Em 1757, quando Pietro Longhi criou «O Charlatão», Veneza já perdera a importância económica, que detera, quando centralizava uma boa parte do comércio marítimo do Mediterrâneo. Perdera, igualmente, os territórios sobre que impunha o seu poderio e cingia-se à pequenez da sua cidade implantada na laguna. Meio século depois até invadida se veria pelos exércitos de Napoleão.
Os aristocratas, que tinham sido grandes mecenas, já não conseguiam alimentar o volume de encomendas, que tinham tornado pujante a arte veneziana dos séculos anteriores e os artistas sentiam essas crescentes dificuldades. Quadros de menores dimensões como o que aqui está em causa (60 x 50 cm) tornaram-se comuns substituindo os que tinham primado por dimensões mais substantivas.
Este «Charlatão», que integra a exposição sobre «Veneza em festa de Tiepolo a Guardi», atualmente a decorrer no Museu Cognacq-Jay em Paris só em aparência é banal, porque integra um conjunto de códigos, cuja decifração poderá enriquecer a sua leitura.
Olhando para a tela vemos um charlatão em cima de um estrado, por certo a elogiar as virtudes do seu produto, um elixir porventura capaz de dar vigor aos amantes, energia aos mais velhos e crescimento acelerado aos mais novos.
Uma criança olha precisamente para o trapaceiro com avidez, a exemplo das três cortesãs interessadas no produto, enquanto um casal mascarado parece indiferente ao anúncio e vive um jogo de sedução com o homem a levantar a saia da companheira com concupiscência.
Num nível superior uma marionete de Arlequim sinaliza a época festiva. E debaixo do estrado um cão descansa, indiferente a tudo quanto se passa à volta.
Mas podemos começar por questionar essa leitura imediata: quem será aqui o charlatão? O vendedor, o sedutor, quiçá o próprio pintor?
É que este coloca um quadro ao fundo a prefigurar a possibilidade de ter encenado este tema no próprio atelier. Mas a perturbar esta hipótese surge ao lado uma coluna, que poderia bem ser uma das que integram o Palácio dos Doges. Ora este último era a sede de um poder perdido, que o próprio Longhi personificara num outro seu quadro célebre - o de um rinoceronte com o corno decepado como metáfora de quem fora poderoso e se vira amputado na sua condição de animal domesticado.

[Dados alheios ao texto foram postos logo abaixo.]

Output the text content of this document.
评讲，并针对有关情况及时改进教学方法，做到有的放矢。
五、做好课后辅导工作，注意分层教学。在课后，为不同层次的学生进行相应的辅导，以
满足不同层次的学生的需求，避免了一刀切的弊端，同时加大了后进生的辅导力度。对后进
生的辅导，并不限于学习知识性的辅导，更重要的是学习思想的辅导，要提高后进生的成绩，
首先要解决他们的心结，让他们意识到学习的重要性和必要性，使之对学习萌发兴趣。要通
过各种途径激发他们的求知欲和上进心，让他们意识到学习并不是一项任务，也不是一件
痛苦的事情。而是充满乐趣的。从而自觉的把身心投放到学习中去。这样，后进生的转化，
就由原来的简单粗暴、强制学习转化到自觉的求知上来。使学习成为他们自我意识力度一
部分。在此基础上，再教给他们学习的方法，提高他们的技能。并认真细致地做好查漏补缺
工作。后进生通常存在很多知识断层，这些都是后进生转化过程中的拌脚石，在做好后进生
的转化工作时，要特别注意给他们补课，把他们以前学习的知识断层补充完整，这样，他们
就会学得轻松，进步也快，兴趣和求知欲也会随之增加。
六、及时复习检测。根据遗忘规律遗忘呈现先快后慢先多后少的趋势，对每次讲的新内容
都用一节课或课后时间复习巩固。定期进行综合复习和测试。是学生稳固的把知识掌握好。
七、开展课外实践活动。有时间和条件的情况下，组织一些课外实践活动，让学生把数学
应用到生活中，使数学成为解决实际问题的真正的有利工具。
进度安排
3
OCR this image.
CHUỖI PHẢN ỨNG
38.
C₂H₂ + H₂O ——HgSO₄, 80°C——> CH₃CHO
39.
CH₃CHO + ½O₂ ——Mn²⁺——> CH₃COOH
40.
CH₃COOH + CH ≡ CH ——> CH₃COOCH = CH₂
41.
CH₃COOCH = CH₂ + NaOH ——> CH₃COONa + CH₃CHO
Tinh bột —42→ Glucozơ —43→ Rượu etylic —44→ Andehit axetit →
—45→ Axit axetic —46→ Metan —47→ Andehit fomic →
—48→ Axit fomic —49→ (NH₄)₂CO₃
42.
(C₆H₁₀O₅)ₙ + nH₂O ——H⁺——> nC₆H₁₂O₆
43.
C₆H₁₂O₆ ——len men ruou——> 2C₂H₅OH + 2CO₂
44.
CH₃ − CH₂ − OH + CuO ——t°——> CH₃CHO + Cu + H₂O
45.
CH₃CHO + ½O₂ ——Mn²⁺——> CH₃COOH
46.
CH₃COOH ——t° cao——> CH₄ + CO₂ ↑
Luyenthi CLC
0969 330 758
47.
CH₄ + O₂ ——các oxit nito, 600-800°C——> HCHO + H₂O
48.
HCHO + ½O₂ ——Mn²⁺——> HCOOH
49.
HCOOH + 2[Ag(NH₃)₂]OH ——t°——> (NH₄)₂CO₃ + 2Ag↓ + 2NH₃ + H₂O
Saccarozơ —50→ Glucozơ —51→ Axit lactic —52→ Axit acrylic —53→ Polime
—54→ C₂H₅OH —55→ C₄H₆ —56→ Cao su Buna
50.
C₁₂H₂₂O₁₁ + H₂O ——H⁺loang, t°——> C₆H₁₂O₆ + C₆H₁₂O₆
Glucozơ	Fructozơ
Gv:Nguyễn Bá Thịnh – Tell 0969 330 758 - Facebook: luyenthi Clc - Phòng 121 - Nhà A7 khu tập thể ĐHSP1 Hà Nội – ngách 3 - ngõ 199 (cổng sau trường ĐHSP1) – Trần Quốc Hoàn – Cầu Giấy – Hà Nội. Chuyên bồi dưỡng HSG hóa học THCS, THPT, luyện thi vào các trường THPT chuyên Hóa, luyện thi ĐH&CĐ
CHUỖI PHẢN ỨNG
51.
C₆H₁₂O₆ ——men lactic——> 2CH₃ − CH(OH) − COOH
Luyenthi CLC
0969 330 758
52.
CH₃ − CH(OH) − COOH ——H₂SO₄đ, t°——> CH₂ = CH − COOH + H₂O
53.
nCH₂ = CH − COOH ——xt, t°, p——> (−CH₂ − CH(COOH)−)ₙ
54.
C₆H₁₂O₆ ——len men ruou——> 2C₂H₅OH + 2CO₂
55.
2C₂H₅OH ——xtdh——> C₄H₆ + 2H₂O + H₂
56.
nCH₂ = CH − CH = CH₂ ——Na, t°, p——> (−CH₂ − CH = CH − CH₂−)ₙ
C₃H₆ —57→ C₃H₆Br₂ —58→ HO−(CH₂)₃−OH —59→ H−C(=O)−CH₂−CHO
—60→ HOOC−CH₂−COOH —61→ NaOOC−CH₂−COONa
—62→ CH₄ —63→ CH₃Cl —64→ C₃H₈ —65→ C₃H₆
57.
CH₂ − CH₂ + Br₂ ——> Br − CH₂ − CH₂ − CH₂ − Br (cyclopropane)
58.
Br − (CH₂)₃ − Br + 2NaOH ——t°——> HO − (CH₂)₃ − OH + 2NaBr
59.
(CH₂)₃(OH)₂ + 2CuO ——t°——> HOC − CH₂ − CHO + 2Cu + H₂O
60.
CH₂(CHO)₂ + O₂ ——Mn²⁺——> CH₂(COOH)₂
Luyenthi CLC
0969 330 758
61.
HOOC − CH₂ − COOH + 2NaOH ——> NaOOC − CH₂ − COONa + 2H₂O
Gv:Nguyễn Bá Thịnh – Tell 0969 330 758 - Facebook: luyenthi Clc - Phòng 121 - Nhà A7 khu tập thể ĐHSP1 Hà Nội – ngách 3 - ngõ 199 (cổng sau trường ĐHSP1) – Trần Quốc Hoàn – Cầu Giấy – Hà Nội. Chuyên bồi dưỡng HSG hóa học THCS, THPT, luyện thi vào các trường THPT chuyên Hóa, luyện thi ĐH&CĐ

O próprio ambiente sugerido pelos personagens não é de alegria como deveria acontecer durante o Festival. Existe uma melancolia, que poderá evocar essa decadência, que só o crescente interesse da cidade pelos primeiros turistas europeus poderia em parte debelar. Daí a importância das festividades mais importantes no calendário veneziano: seriam elas a suscitar um interesse de visitantes, que os tempos só tenderiam a aumentar até à presente condição de verdadeiro parque de atrações.
Outro interesse do quadro tem a ver como Longhi o concebeu, com uma linha diagonal, que passa pela mão do personagem em cima do estrado e se liga à da mão «marota» do sedutor. Esse artifício, muito comum nos pintores da época, tende a facilitar a leitura do motivo representado na pintura, manipulando o inconsciente do espectador, forçando-o a percorrer o olhar de acordo com a intenção prévia do artista. Existe igualmente a curiosidade de termos todos os personagens fixados uns nos outros ou em nós: as cortesãs e o miúdo atentam no vendedor, o par cruza entre si os furtivos olhares e nós próprios não escapamos à atenção de quem nos observa - não só o charlatão, mas também o cão, que descansa por baixo do estrado.
Não se tratando de uma grande obra, esta proposta de Longhi demonstra como, mesmo naquele tipo de quadros que costumamos passar pelas salas dos museus, quase perante eles nos determos por estarmos interessados nos mais famosos ou vistosos, são afinal passíveis de nos porem a refletir quanto ao tipo de informações neles contidas.